A theme I want to develop, and which I’ve alluded to before,
is the impact that "Practice Group Management" can have
on a firm’s strategy, cohesiveness, and profitability.  What
is "practice
group management," in a nutshell?  It’s creating a dedicated
position—which may be filled by a former lawyer or a non-lawyer—as
a quasi-chief operating officer of each of the firm’s primary practice
groups, in a "matrix" reporting relationship both "vertically" to
the senior partners who actually run the practice and "horizontally" to
the firm’s CFO, CIO, CMO, etc., in order to obtain the tactical
resources the practice group needs.

Hildebrandt has a new article out
about this, focusing on do’s and don’t’s for generating and executing
a practice group’s business plan.  Why a business plan at
all? Without one, how do you know:

  • if your strategy is evolving rationally and effectively;
  • if the proper resources are—and are not!—being
    devoted to the practice group; and
  • if the group’s overall performance is meeting plans and expectations.

How does one develop a business plan, and, equally importantly,
where can one go wrong?  First, both the practice group itself
and firm management must take the plan seriously.  This means,
at the very least, making sure the firm’s strategy and that of
the practice group are in alignment.  How obvious is that?
  Apocryphally or otherwise, they report that "in some firms,
practice leaders tell us that they have even submitted the same
plan year after year with a different cover page;" can you say,
"out to lunch?"  (Actually, can you say, "get me
the *&@*# out of this firm!")

Conversely, getting the practice group itself to take the plan
seriously requires full engagement from the start.  The practice
leader should not draft the plan and circulate
it for comment, because the group will tacitly reject it as the
foreign body it is.  Rather, the practice group as a whole—OK,
make it the partners only if you must—should develop it
as a body, ideally at the groups annual retreat (and now’s the
time to inaugurate that tradition if you haven’t already).   Fine,
but what, then, is the actual content of the plan?

Essentially, it’s "where are we today, where do we want to be
in one to three years, and what concrete steps do we need to take
to get there?"   In other words:

  • what core services do we offer?
  • what economic, national, and global trends are affecting the
    value of those services?
  • who are we competing with [be brutally honest on this one];
    and
  • what makes our group truly distinctive [as above: and the
    answer is not "the quality of our lawyers,"
    which is merely the price of admission].

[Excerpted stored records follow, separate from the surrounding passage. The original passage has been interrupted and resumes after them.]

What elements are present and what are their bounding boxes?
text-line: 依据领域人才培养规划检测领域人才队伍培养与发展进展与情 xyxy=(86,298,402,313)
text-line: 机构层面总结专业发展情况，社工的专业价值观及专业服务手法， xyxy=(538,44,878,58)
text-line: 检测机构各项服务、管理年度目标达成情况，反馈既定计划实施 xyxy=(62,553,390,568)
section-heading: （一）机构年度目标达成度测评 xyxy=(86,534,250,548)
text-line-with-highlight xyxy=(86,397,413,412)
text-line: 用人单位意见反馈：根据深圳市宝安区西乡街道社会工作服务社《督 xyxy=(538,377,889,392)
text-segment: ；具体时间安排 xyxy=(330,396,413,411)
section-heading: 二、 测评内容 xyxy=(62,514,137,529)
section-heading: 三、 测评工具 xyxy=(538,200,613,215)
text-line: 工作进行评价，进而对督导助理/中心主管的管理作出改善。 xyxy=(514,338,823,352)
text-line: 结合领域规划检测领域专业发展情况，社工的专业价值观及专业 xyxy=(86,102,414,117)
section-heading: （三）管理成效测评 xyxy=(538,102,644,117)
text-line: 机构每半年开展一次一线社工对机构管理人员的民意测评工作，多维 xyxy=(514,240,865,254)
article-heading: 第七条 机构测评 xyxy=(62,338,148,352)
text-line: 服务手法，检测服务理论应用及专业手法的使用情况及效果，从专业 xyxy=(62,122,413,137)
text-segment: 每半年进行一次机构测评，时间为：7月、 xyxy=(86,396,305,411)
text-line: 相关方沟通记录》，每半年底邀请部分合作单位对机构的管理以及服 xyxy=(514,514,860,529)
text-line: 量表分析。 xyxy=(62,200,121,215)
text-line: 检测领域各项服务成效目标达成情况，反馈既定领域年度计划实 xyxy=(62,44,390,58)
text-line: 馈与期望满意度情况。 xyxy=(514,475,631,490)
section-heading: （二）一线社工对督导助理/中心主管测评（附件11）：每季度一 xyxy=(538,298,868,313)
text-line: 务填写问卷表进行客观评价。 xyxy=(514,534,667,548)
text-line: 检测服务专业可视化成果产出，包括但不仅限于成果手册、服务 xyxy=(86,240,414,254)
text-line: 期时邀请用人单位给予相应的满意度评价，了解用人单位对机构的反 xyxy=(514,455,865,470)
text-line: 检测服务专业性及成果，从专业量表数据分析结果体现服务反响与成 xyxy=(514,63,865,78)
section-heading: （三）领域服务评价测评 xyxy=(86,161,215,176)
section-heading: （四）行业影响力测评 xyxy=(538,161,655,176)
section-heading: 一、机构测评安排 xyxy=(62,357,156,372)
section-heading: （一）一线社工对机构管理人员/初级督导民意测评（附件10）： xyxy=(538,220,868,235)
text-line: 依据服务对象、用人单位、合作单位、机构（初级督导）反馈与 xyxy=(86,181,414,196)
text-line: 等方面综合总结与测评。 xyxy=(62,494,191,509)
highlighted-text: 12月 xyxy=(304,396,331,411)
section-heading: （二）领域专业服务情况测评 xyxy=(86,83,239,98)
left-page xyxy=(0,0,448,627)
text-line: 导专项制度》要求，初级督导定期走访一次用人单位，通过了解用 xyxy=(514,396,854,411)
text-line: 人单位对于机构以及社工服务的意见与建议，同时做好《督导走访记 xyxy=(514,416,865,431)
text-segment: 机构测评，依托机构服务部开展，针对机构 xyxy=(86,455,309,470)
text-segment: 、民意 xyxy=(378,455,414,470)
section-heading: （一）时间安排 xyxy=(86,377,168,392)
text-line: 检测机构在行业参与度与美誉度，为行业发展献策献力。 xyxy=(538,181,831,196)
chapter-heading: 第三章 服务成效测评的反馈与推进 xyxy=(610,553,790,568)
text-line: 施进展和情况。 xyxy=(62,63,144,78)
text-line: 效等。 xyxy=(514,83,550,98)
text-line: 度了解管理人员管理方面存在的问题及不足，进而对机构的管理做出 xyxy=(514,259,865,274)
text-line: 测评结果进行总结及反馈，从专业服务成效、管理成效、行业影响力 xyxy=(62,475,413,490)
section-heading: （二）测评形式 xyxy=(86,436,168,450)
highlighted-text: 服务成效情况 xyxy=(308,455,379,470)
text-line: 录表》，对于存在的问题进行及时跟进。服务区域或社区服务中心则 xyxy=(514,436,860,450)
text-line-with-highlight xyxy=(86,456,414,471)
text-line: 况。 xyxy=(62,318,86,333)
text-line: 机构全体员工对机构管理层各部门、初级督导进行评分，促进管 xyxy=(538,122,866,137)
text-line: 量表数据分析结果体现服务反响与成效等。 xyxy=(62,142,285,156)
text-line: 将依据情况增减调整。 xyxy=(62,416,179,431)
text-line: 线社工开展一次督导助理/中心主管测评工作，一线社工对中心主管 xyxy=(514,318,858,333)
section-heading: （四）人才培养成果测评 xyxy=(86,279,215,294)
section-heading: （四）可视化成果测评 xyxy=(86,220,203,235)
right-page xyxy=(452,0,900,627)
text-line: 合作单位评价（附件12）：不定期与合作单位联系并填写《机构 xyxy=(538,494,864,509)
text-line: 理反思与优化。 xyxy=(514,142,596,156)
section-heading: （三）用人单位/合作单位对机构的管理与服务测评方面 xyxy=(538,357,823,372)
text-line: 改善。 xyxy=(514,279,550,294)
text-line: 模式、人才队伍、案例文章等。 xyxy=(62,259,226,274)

If you’re starting to feel depressed, and thinking this will all
amount to an inordinate waste of time, making already-cynical lawyers
more so, you need to decide if you honestly prefer the alternative,
which is letting your group drift rudderless into the future, following
a "strategy" of spasmodic and opportunistic initiatives occasioned
by circumstance and your competitors.  Or, ask yourself this:  What
would you advise a client in a hotly competitive industry who was
leaving its future in the hands of chance?